Francois-Paul Journe attended the Marseilles watchmaking school when he was just 14 years old, and then went to work for his uncle, a restorer, in Paris. During this time, he developed a passion for watches and their history, and decided that he wanted to make timepieces from start to finish. He gradually developed a reputation with collectors who commissioned his work; then with established watch companies who commissioned him to make new movements. This prompted him to move to Switzerland where, in 1999, he created and presented his first FP Journe branded collection in Basel. His word of mouth reputation spread, due to not only the striking look of his pieces, but also the technical novelties that he manages to merge with such a rich sense of history.
His timepieces have the look of classic pieces, but are put together in a completely modern way, with modern parts and mechanisms. Most of them are extremely complicated models, which require several weeks to make - which is why the company only puts out 850 - 900 per year (starting at around $19,800). The brand's motto is "Invenit et Fecit", which means "He invented it and made it" - referring to the fact that the company makes the watches from start to finish. Journe, himself, often designs new movements - going as far as to invent completely new systems; and plans to expand, even more, in coming years.
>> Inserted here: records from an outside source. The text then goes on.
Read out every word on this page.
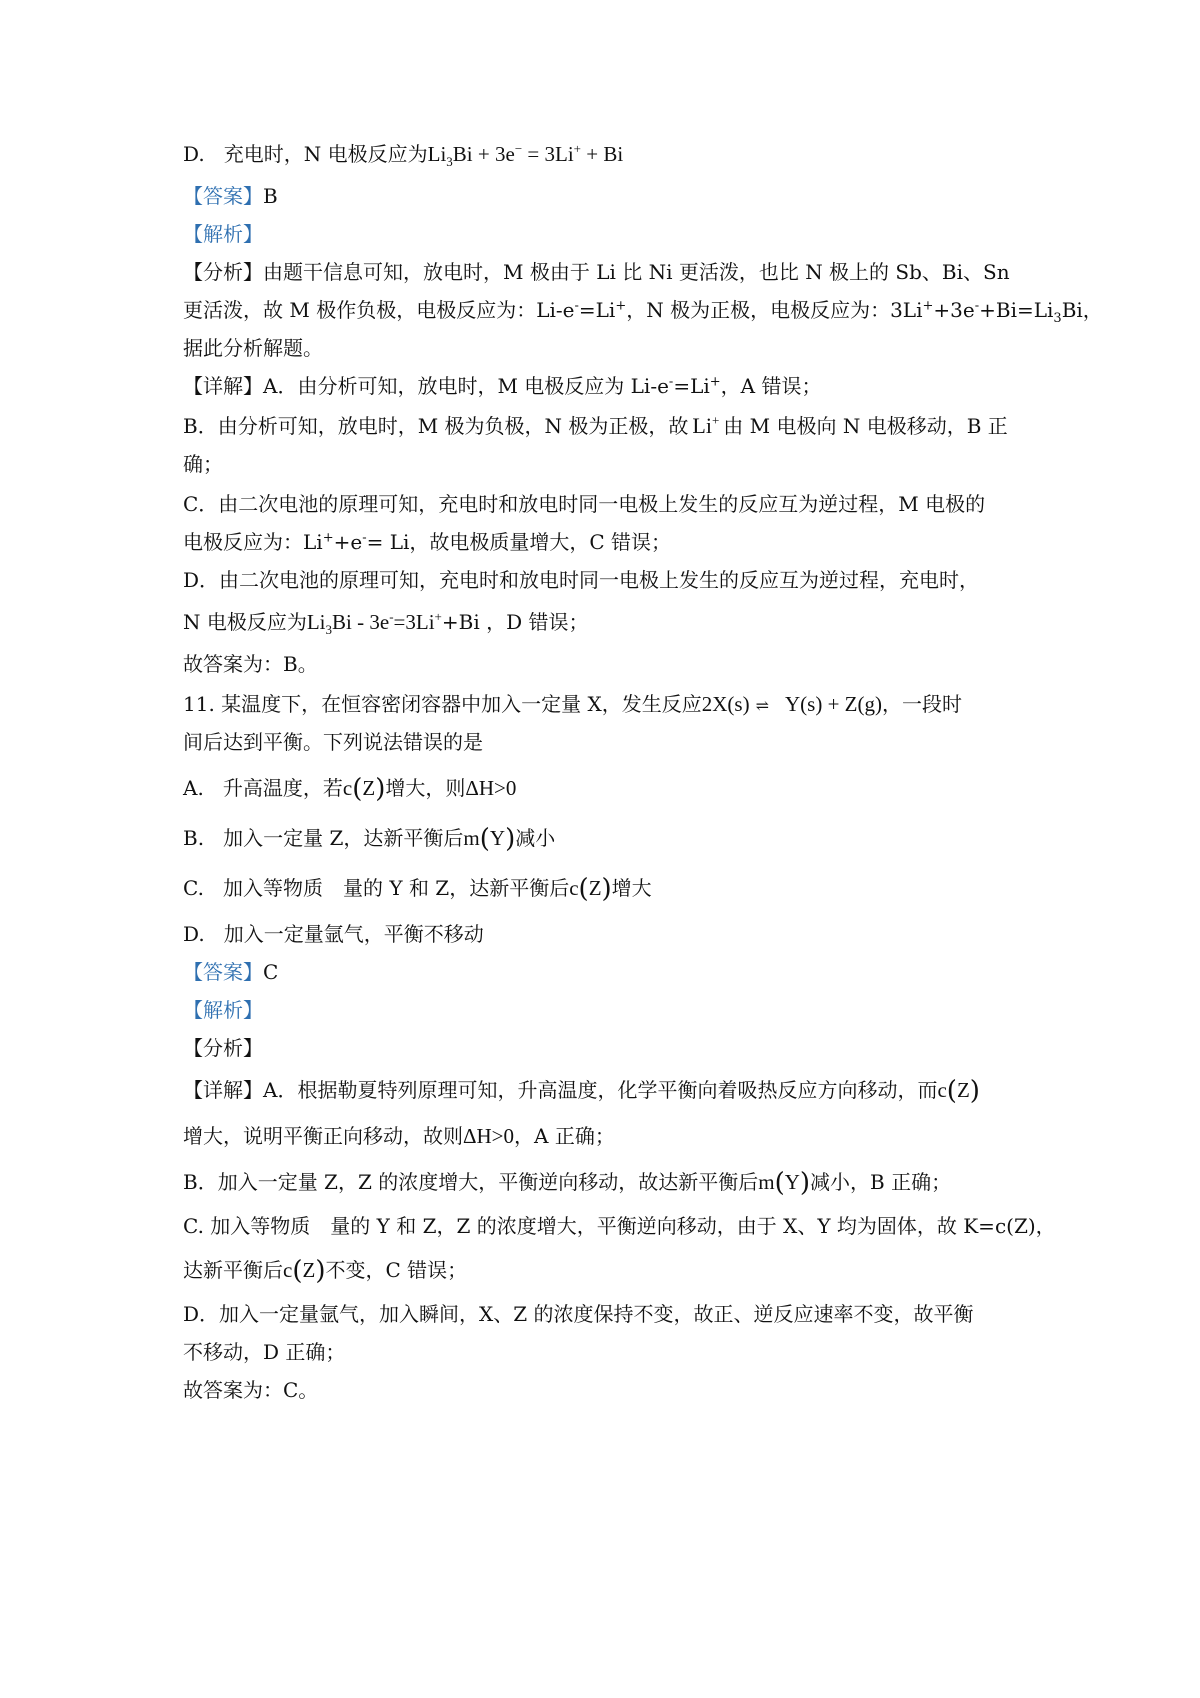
D. 充电时，N 电极反应为$Li_3Bi + 3e^- = 3Li^+ + Bi$
【答案】B
【解析】
【分析】由题干信息可知，放电时，M 极由于 Li 比 Ni 更活泼，也比 N 极上的 Sb、Bi、Sn
更活泼，故 M 极作负极，电极反应为：Li-e-=Li+，N 极为正极，电极反应为：$3Li^++3e^-+Bi=Li_3Bi$，
据此分析解题。
【详解】A．由分析可知，放电时，M 电极反应为 Li-e-=Li+，A 错误；
B．由分析可知，放电时，M 极为负极，N 极为正极，故 Li+ 由 M 电极向 N 电极移动，B 正
确；
C．由二次电池的原理可知，充电时和放电时同一电极上发生的反应互为逆过程，M 电极的
电极反应为：Li++e-= Li，故电极质量增大，C 错误；
D．由二次电池的原理可知，充电时和放电时同一电极上发生的反应互为逆过程，充电时，
N 电极反应为$Li_3Bi - 3e^-=3Li^++Bi$ ，D 错误；
故答案为：B。
11. 某温度下，在恒容密闭容器中加入一定量 X，发生反应2X(s) ⇌ Y(s) + Z(g)，一段时
间后达到平衡。下列说法错误的是
A. 升高温度，若c(Z)增大，则ΔH>0
B. 加入一定量 Z，达新平衡后m(Y)减小
C. 加入等物质　量的 Y 和 Z，达新平衡后c(Z)增大
D. 加入一定量氩气，平衡不移动
【答案】C
【解析】
【分析】
【详解】A．根据勒夏特列原理可知，升高温度，化学平衡向着吸热反应方向移动，而c(Z)
增大，说明平衡正向移动，故则ΔH>0，A 正确；
B．加入一定量 Z，Z 的浓度增大，平衡逆向移动，故达新平衡后m(Y)减小，B 正确；
C. 加入等物质　量的 Y 和 Z，Z 的浓度增大，平衡逆向移动，由于 X、Y 均为固体，故 K=c(Z)，
达新平衡后c(Z)不变，C 错误；
D．加入一定量氩气，加入瞬间，X、Z 的浓度保持不变，故正、逆反应速率不变，故平衡
不移动，D 正确；
故答案为：C。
The Souveraine collection of timepieces has several models, including the Chronometre Bleu, Chronometre Souverain, Centigraphe Souverain, Choronometre A Resonance, Tourbillon Souverain, Repetition Souveraine, Chronometre Optimum, and Sonnerie Souveraine. These pieces are manual winding, high-precision wristwatches that feature complicated mechanisms. The mechanisms in this collection of timepieces are both innovative and exclusive. Three of these watches have received the "Golden Hand" at the Grand Prix d'Horlogerie de Geneve, and one (the Chronometre Souverain) received the Best Men's watch in 2005.
The F.P. Journe Sonnerie Souveraine is one of the winners in this collection that was a winner of the "Golden Hand" (2006). This hand-wound, 1505 Caliber men's timepiece is 42 mm in diameter and 12.3 mm thick, with a Sapphire glass casing bottom. It is a Grand-Strike Clockwatch, which is quite complex due to the limited energy in a wristwatch. However, this watch achieves the full clock-watch capability without compromising the sound or reliability of the chime. The watch has a single mainspring, which provides 24 hours of grand strike, without using the minute-repeater. The movement will run for 5 days, if the chime is in silence mode; as the chime uses almost 60% of the main-spring's energy. Francois-Paul constructed a new movement of this watch, using new mechanical principles, in order to "make it safe to use by an eight-year-old child".